Anthony Newman— Owner, Calm Energy Dog Training

“There are two warring schools of dog training, " according to Anthony Newman, owner of Calm Energy Dog Training. There is the "pack leader" approach, made famous by Dog Whisperer Cesar Milan, and the "positive reinforcement" approach, based in behavioral science.

“In my mind the political war between the two camps is hurting the dogs. I have been trained in both, I respect them both, and I take what is best from both and do what is best for the individual dog.” Newman said.

Newman, who opened Calm Energy Dog Training in 2008, says that while owning a dog in the city offers unique challenges it can be great for the dog.

“It’s not true that you can’t have a happy dog in the city,” Newman says.  “New Yorker’s are forced to do a lot of healthy things for their dogs. City dogs can be very fulfilled because we have to walk them.  Walking is a great bonding exercise between the owner and the dog.”

According to Newman the three keys to a fulfilled, happy, obedient dog are exercise, socialization and leadership.

“Leadership cuts through all areas of life,” Newman says.  “The city is an unnatural place for a dog and they really need that calm leadership to show them how to deal with it.”

Newman says that from the very beginning owners should think about the kind of behavior they are encouraging.  “Everything your dog gets that he wants; treats, dinner, a belly rub, a walk, what was he doing right before you gave this to him? That is the behavior you are reinforcing.”

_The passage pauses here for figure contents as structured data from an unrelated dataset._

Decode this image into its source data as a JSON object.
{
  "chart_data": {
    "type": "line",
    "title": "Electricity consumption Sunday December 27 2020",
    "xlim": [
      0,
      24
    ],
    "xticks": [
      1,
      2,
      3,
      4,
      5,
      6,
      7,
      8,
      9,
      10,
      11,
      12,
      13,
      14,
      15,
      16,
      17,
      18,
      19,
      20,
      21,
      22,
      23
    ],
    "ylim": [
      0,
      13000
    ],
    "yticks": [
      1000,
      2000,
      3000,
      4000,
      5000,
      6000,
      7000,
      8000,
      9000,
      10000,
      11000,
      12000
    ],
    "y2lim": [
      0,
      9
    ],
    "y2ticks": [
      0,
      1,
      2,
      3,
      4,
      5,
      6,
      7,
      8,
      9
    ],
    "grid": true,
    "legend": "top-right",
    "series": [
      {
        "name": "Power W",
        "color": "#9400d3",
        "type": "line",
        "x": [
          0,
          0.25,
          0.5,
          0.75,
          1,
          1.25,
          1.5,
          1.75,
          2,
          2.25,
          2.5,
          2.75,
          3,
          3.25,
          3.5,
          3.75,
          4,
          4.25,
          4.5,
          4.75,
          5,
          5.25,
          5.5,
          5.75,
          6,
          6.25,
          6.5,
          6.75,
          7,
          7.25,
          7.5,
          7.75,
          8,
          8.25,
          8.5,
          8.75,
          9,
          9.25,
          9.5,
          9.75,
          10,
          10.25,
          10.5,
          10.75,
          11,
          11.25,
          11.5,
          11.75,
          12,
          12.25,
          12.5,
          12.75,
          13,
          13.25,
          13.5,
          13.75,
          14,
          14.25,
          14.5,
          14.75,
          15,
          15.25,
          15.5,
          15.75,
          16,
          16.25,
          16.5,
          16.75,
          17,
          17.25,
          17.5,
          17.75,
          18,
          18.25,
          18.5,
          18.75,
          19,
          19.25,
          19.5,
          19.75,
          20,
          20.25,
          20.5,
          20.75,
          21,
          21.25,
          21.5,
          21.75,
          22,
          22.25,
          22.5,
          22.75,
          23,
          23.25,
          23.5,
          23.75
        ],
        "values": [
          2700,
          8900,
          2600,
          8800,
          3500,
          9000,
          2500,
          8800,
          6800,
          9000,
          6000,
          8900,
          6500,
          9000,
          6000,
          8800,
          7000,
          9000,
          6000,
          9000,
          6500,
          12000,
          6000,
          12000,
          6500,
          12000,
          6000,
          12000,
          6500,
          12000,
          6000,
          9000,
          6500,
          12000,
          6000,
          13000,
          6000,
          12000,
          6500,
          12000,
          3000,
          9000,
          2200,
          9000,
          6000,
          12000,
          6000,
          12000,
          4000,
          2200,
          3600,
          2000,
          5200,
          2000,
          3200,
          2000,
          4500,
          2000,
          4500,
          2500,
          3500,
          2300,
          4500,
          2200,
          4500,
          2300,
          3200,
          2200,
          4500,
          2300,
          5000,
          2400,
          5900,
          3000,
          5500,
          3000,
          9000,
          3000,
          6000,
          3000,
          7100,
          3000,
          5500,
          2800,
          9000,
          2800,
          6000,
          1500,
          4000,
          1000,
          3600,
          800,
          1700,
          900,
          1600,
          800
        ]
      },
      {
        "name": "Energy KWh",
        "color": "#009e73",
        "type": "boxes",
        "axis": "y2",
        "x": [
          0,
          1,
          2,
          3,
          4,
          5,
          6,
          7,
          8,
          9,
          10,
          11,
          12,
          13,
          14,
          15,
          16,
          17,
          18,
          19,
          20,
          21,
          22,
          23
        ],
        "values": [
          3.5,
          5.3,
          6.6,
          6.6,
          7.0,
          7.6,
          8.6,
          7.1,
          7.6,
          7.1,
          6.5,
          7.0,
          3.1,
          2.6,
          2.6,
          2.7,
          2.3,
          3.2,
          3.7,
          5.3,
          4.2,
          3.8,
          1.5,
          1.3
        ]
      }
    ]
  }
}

Newman mostly works privately with clients and their dogs because each dog is an individual with their own unique needs.  “I go to peoples' apartments and we work inside. Then we hit the streets and do leash walks and we go to the dog park together.”  

Newman says that off-leash time at the dog park is the best way to exercise and socialize your dog.  “Good socialization means they will hang out with new dogs, strange dogs, over-excited dogs,” Newman says.  

Newman, who used to teach philosophy at both MIT and Tufts University in Boston takes a contemplative, philosophical approach to dog training.


“I give everyone personalized homework assignments. I keep it all fun.  A lot of helping people with their dogs is breaking down the ideas for them and helping them to put those ideas to work.”